Jacques BAUDRON    février 2023

Menace sur la cryptographie : la Chine annonce être sur le point de casser « RSA », l’algorithme garant de vos secret !

Alors, danger ? En deux mots, non, car la toute puissance du quantique achoppe sur une réalité physique : la quantité d’éléments binaires quantiques à faire cohabiter est incompatible avec le maintien dans l’état quantique.

Commençons par un rapide retour sur les calculateurs quantiques.

Calculateur quantique

La mécanique quantique repose sur un ensemble de postulats auxquels sont arrivés les physiciens du début du XXème siècle pour expliquer des phénomènes physiques sinon incompréhensibles. La précision des prévisions et ses capacités explicatives de la physique la rendent indéniable, les applications depuis les composants électroniques jusqu’au laser ou aux IRM et aux systèmes informatiques la rendent incontournable.

Problème : il ne faut pas chercher à se raccrocher à un quelconque “bon sens” voire à son intuition.  La physique qui nous est familière au niveau macroscopique n’a plus cours au niveau quantique.

Superposition

L’état quantique révèle sa face contre intuitive quand on se penche par exemple sur la trajectoire d’un photon qui rejoint un écran à partir de sa source alors que deux chemins lui sont proposés. Alors qu’on s’attendrait à ce que le photon suive une trajectoire ou l’autre, on se rend compte qu’il n’y a plus de trajectoire du tout. Le photon part de la source et arrive sur l’écran, ce sont deux états de la physique classique ; entre les deux on est dans l’état quantique et la position de la particule n’est pas déterminée, un petit peu comme si elle n’avait pas  de réalité physique dans l’état quantique. L’impact du photon sur l’écran se fait au hasard selon une combinaison de l’intégralité des chemins possibles. Toutes les possibilités sont prises en compte, elles sont comme superposées. Les équations de la physique quantique ne permettent pas de savoir où l’impact va se produire, indétermination oblige. Cependant elles fournissent une cartographie extrêmement précise de la probabilité de présence en tout point et génère par exemple de splendides figures d’interférence. 

Parallélisme

Les calculateurs quantiques utilisent cette faculté de superposition de deux états. Un paramètre nommé spin, par exemple, peut prendre deux valeurs qui vont être associées aux « 0 » et « 1 » logiques. On parle alors de qubits.

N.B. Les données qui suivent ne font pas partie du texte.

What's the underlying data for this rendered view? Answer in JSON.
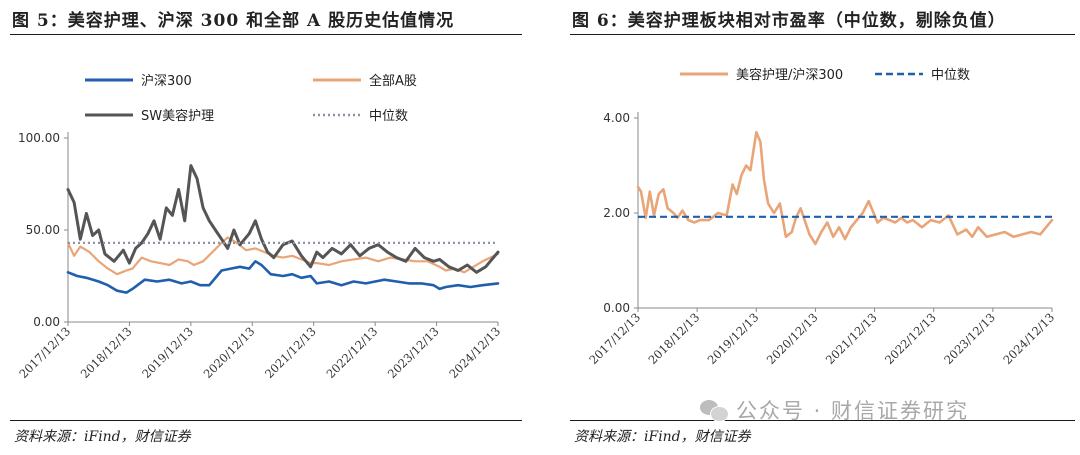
{
  "left": {
    "title": "图 5：美容护理、沪深 300 和全部 A 股历史估值情况",
    "source": "资料来源：iFind，财信证券"
  },
  "right": {
    "title": "图 6：美容护理板块相对市盈率（中位数，剔除负值）",
    "source": "资料来源：iFind，财信证券"
  },
  "watermark": {
    "icon": "wechat-icon",
    "text": "公众号 · 财信证券研究"
  },
  "chart_data": [
    {
      "type": "line",
      "title": "",
      "x_ticks": [
        "2017/12/13",
        "2018/12/13",
        "2019/12/13",
        "2020/12/13",
        "2021/12/13",
        "2022/12/13",
        "2023/12/13",
        "2024/12/13"
      ],
      "x_range": [
        2017.95,
        2024.95
      ],
      "ylim": [
        0,
        100
      ],
      "y_ticks": [
        "0.00",
        "50.00",
        "100.00"
      ],
      "legend": "top, two columns",
      "series": [
        {
          "name": "沪深300",
          "color": "#1f5fae",
          "style": "solid",
          "x": [
            2017.95,
            2018.1,
            2018.25,
            2018.45,
            2018.6,
            2018.75,
            2018.9,
            2019.0,
            2019.2,
            2019.4,
            2019.6,
            2019.8,
            2019.95,
            2020.1,
            2020.25,
            2020.45,
            2020.6,
            2020.75,
            2020.9,
            2021.0,
            2021.1,
            2021.25,
            2021.45,
            2021.6,
            2021.75,
            2021.9,
            2022.0,
            2022.2,
            2022.4,
            2022.6,
            2022.8,
            2022.95,
            2023.1,
            2023.3,
            2023.5,
            2023.7,
            2023.9,
            2024.0,
            2024.1,
            2024.3,
            2024.5,
            2024.7,
            2024.95
          ],
          "y": [
            27,
            25,
            24,
            22,
            20,
            17,
            16,
            18,
            23,
            22,
            23,
            21,
            22,
            20,
            20,
            28,
            29,
            30,
            29,
            33,
            31,
            26,
            25,
            26,
            24,
            25,
            21,
            22,
            20,
            22,
            21,
            22,
            23,
            22,
            21,
            21,
            20,
            18,
            19,
            20,
            19,
            20,
            21
          ]
        },
        {
          "name": "全部A股",
          "color": "#e9a577",
          "style": "solid",
          "x": [
            2017.95,
            2018.05,
            2018.15,
            2018.3,
            2018.45,
            2018.6,
            2018.75,
            2018.9,
            2019.0,
            2019.15,
            2019.3,
            2019.45,
            2019.6,
            2019.75,
            2019.9,
            2020.0,
            2020.15,
            2020.3,
            2020.45,
            2020.55,
            2020.7,
            2020.85,
            2021.0,
            2021.15,
            2021.3,
            2021.45,
            2021.6,
            2021.75,
            2021.9,
            2022.0,
            2022.2,
            2022.4,
            2022.6,
            2022.8,
            2023.0,
            2023.2,
            2023.4,
            2023.6,
            2023.8,
            2024.0,
            2024.1,
            2024.25,
            2024.4,
            2024.55,
            2024.7,
            2024.95
          ],
          "y": [
            43,
            36,
            41,
            38,
            33,
            29,
            26,
            28,
            29,
            35,
            33,
            32,
            31,
            34,
            33,
            31,
            33,
            38,
            43,
            46,
            43,
            39,
            40,
            38,
            36,
            35,
            36,
            34,
            32,
            32,
            31,
            33,
            34,
            35,
            33,
            35,
            34,
            33,
            33,
            30,
            28,
            29,
            27,
            30,
            33,
            37
          ]
        },
        {
          "name": "SW美容护理",
          "color": "#555555",
          "style": "solid",
          "x": [
            2017.95,
            2018.05,
            2018.15,
            2018.25,
            2018.35,
            2018.45,
            2018.55,
            2018.7,
            2018.85,
            2018.95,
            2019.05,
            2019.15,
            2019.25,
            2019.35,
            2019.45,
            2019.55,
            2019.65,
            2019.75,
            2019.85,
            2019.95,
            2020.05,
            2020.15,
            2020.25,
            2020.35,
            2020.45,
            2020.55,
            2020.65,
            2020.75,
            2020.9,
            2021.0,
            2021.1,
            2021.2,
            2021.3,
            2021.45,
            2021.6,
            2021.75,
            2021.9,
            2022.0,
            2022.1,
            2022.25,
            2022.4,
            2022.55,
            2022.7,
            2022.85,
            2023.0,
            2023.15,
            2023.3,
            2023.45,
            2023.6,
            2023.75,
            2023.9,
            2024.0,
            2024.15,
            2024.3,
            2024.45,
            2024.6,
            2024.75,
            2024.95
          ],
          "y": [
            72,
            65,
            45,
            59,
            47,
            50,
            37,
            33,
            39,
            32,
            40,
            43,
            48,
            55,
            45,
            62,
            58,
            72,
            55,
            85,
            78,
            62,
            55,
            50,
            45,
            40,
            50,
            42,
            48,
            55,
            45,
            38,
            35,
            42,
            44,
            36,
            30,
            38,
            35,
            40,
            37,
            42,
            36,
            40,
            42,
            38,
            35,
            33,
            40,
            35,
            33,
            34,
            30,
            28,
            31,
            27,
            30,
            38
          ]
        },
        {
          "name": "中位数",
          "color": "#8a94a6",
          "style": "dotted",
          "x": [
            2017.95,
            2024.95
          ],
          "y": [
            43,
            43
          ]
        }
      ]
    },
    {
      "type": "line",
      "title": "",
      "x_ticks": [
        "2017/12/13",
        "2018/12/13",
        "2019/12/13",
        "2020/12/13",
        "2021/12/13",
        "2022/12/13",
        "2023/12/13",
        "2024/12/13"
      ],
      "x_range": [
        2017.95,
        2024.95
      ],
      "ylim": [
        0,
        4
      ],
      "y_ticks": [
        "0.00",
        "2.00",
        "4.00"
      ],
      "legend": "top, one row",
      "series": [
        {
          "name": "美容护理/沪深300",
          "color": "#e9a577",
          "style": "solid",
          "x": [
            2017.95,
            2018.0,
            2018.08,
            2018.15,
            2018.22,
            2018.3,
            2018.38,
            2018.45,
            2018.55,
            2018.62,
            2018.7,
            2018.8,
            2018.9,
            2019.0,
            2019.15,
            2019.3,
            2019.45,
            2019.55,
            2019.62,
            2019.7,
            2019.78,
            2019.85,
            2019.95,
            2020.02,
            2020.08,
            2020.15,
            2020.25,
            2020.35,
            2020.45,
            2020.55,
            2020.62,
            2020.7,
            2020.85,
            2020.95,
            2021.05,
            2021.15,
            2021.25,
            2021.35,
            2021.45,
            2021.55,
            2021.65,
            2021.75,
            2021.85,
            2022.0,
            2022.1,
            2022.2,
            2022.3,
            2022.4,
            2022.5,
            2022.6,
            2022.75,
            2022.9,
            2023.05,
            2023.2,
            2023.35,
            2023.5,
            2023.6,
            2023.7,
            2023.85,
            2024.0,
            2024.15,
            2024.3,
            2024.45,
            2024.6,
            2024.75,
            2024.95
          ],
          "y": [
            2.55,
            2.45,
            1.9,
            2.45,
            1.95,
            2.4,
            2.5,
            2.1,
            2.0,
            1.9,
            2.05,
            1.85,
            1.8,
            1.85,
            1.85,
            2.0,
            1.95,
            2.6,
            2.4,
            2.8,
            3.0,
            2.9,
            3.7,
            3.5,
            2.7,
            2.2,
            2.0,
            2.2,
            1.5,
            1.6,
            1.9,
            2.1,
            1.55,
            1.35,
            1.6,
            1.8,
            1.5,
            1.7,
            1.45,
            1.7,
            1.85,
            2.0,
            2.25,
            1.8,
            1.9,
            1.85,
            1.8,
            1.9,
            1.8,
            1.85,
            1.7,
            1.85,
            1.8,
            1.95,
            1.55,
            1.65,
            1.5,
            1.7,
            1.5,
            1.55,
            1.6,
            1.5,
            1.55,
            1.6,
            1.55,
            1.85
          ]
        },
        {
          "name": "中位数",
          "color": "#1f5fae",
          "style": "dashed",
          "x": [
            2017.95,
            2024.95
          ],
          "y": [
            1.92,
            1.92
          ]
        }
      ]
    }
  ]
}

Vérifier une propriété sur un registre de quatre bits en informatique classique demande seize tests  ; cette même vérification avec quatre qubits quantiques se contente d’un seul test. La puissance du quantique provient de ce parallélisme.

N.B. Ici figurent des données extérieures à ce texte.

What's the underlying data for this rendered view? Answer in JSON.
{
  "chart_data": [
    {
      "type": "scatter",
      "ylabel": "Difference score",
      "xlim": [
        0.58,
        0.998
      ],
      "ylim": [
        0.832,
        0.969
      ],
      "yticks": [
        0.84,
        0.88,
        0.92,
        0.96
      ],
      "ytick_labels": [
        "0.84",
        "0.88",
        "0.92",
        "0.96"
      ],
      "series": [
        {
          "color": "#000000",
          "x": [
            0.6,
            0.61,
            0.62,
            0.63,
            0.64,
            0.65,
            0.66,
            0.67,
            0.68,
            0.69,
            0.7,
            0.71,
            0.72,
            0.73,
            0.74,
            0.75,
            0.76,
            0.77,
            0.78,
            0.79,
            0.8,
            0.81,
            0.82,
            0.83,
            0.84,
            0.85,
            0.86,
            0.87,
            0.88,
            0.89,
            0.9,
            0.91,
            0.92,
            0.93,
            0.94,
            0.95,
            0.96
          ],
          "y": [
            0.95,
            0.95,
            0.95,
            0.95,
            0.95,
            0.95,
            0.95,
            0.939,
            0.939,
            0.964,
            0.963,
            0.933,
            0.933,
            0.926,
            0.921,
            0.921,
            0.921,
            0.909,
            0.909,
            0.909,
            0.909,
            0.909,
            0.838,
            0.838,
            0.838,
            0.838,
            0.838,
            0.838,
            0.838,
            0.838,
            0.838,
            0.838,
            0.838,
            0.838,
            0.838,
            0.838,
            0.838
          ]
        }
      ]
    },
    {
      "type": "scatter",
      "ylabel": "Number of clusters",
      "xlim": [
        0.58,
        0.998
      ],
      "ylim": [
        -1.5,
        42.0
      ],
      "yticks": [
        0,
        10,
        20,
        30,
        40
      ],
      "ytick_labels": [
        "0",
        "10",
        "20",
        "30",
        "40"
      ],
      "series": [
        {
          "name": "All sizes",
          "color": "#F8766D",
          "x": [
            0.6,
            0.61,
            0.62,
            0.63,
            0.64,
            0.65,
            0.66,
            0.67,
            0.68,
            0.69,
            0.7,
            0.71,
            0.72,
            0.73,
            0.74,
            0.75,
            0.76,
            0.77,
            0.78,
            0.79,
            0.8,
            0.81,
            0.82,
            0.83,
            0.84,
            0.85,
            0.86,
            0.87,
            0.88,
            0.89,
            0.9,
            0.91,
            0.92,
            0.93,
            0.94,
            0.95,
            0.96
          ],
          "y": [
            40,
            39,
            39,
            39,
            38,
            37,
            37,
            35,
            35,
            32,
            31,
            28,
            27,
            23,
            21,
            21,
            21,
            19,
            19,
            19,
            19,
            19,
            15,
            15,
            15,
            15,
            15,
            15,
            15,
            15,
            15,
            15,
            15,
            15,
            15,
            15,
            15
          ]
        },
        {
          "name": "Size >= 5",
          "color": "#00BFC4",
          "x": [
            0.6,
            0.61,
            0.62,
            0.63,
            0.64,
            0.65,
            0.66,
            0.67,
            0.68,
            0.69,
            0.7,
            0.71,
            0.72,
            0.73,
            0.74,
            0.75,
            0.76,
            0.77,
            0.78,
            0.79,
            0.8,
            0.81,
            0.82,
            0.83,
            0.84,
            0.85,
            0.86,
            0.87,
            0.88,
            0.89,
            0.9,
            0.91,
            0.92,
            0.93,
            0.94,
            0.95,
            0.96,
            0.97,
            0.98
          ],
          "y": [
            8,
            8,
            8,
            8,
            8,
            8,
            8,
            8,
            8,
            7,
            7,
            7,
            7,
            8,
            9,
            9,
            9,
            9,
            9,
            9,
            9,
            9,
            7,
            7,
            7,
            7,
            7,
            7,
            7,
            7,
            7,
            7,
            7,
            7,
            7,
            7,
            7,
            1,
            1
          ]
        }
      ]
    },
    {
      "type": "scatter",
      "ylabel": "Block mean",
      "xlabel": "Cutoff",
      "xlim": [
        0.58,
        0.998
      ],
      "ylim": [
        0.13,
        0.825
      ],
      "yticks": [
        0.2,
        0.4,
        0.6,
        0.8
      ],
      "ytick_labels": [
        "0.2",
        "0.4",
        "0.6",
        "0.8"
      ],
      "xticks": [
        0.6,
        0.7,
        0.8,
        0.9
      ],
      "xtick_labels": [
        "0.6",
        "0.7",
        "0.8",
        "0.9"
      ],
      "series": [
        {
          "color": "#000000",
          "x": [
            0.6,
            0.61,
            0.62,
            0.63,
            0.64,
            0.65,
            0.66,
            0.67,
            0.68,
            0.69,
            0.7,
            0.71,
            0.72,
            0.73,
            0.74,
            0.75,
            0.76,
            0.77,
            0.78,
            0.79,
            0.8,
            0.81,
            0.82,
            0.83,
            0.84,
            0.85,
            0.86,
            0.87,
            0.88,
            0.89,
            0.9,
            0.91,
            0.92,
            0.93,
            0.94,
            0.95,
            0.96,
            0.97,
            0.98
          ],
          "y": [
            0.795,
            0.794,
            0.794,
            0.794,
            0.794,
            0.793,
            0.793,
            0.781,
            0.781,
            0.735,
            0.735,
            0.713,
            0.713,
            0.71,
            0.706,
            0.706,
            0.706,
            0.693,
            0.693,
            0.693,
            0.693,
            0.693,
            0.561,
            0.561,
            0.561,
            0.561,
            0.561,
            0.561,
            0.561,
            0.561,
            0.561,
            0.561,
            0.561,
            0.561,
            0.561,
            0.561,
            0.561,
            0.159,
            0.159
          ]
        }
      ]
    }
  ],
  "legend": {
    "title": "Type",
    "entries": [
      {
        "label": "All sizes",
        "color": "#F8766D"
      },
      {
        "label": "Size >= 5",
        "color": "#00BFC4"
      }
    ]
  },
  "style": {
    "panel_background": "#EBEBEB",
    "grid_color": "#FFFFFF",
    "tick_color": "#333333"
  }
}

Ainsi en simplifiant le calculateur quantique est formé de portes logiques situées entre un registre d’entrée et un registre de sortie. 

Gardons toujours en tête que le quantique suit sa propre logique en interdisant le « copier-coller », en fournissant des résultats au hasard, en étant dédié qu’à un type de calcul et en quittant son travail à la moindre interaction. Il n’est définitivement pas de la même lignée que nos « laptops » familiers. 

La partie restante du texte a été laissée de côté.